Anti-capitalist protests turn into global movement!
PARIS, France - October 16, 2011 - Hundreds camped out in London, Frankfurt and Amsterdam Sunday, after clashes in New York and Rome, during protests some see as the start of a new global movement against corporate greed and budget cuts.
Organizers said 250 people spent the night outside St Paul's Cathedral in London's financial district where there was a camp of 70 tents.
Some 200 people also camped in front of the European Central Bank building in Frankfurt, while in Amsterdam, 50 tents were put up outside the stock exchange.
There were rallies in 951 cities in 80 countries around the globe on Saturday, building on a campaign launched on May 15 with a rally in Madrid's Puerta del Sol Square by a group calling itself "Indignados" ("Indignants").
The rallies passed mostly peacefully, but in Rome a few hundred among tens of thousands of protesters set cars alight, smashed up banks and hurled rocks at riot police, who responded by firing tear gas and water cannon jets.
Of 135 injured, 105 were police officers, and two protesters injured by exploding smoke bombs had their fingers amputated. Police arrested 12 people.
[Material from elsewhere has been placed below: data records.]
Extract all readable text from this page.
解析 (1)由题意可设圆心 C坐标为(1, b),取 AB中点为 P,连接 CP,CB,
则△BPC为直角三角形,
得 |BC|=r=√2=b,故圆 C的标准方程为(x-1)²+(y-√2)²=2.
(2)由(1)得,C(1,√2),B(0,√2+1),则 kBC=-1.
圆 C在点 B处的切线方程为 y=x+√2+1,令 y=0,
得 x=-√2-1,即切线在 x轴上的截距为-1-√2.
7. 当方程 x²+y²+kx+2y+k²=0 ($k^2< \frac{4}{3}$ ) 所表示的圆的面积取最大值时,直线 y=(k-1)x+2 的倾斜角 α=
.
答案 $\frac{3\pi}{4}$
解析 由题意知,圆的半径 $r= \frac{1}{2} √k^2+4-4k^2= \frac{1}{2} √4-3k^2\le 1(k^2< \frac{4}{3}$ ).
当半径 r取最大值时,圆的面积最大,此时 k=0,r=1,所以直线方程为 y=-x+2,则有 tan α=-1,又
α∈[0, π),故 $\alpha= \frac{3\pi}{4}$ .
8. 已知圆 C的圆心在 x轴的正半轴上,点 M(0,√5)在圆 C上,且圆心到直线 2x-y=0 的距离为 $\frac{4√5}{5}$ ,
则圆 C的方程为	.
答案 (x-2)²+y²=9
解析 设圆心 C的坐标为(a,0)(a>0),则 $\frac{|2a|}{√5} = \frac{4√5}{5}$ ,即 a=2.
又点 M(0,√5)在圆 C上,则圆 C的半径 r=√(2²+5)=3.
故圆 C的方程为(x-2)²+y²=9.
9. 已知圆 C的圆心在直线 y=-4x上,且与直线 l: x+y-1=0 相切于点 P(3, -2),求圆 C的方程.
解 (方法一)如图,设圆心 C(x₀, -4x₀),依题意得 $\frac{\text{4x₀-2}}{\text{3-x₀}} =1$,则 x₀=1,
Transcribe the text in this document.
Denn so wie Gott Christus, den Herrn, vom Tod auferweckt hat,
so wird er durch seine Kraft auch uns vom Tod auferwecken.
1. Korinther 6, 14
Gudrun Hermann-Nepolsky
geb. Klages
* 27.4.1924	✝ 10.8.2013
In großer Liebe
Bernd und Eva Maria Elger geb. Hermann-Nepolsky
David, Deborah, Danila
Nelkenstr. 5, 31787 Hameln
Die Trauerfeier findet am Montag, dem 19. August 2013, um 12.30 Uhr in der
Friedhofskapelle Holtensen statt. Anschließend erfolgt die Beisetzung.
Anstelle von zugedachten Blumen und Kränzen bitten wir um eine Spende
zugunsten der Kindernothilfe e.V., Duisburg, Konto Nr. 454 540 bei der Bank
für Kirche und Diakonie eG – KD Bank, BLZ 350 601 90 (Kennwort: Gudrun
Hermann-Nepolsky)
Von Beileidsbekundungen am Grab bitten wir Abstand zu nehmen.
There were also clashes in New York, where the "Occupy Wall Street" movement has gained pace. Police made 88 arrests there.
Early Sunday, Chicago police arrested 175 protesters as they cleared a protest camp in the city's Grant Park.
"The Indignados movement rises again with global force," Spain's El Pais daily said.
In Italy, La Stampa wrote, "The world takes to the streets: united, peaceful and colorful."
Repubblica columnist Eugenio Scalfari wrote, "The fact is there is now clearly an international movement. Its preface was the 'Arab Spring'. It expresses the anger of a generation with no future and no faith in traditional politics but above all financial institutions seen as responsible for the crisis and profiteers of the damage to the common good."
Tens of thousands turned out at the biggest rallies in Lisbon, Madrid and Rome. There were thousands more in Washington and New York.
In London, scuffles broke out after a few thousand people gathered in the financial district near St Paul's Cathedral, raising banners that read, "Strike back!" "No cuts!" and "Goldman Sachs is the work of the devil!"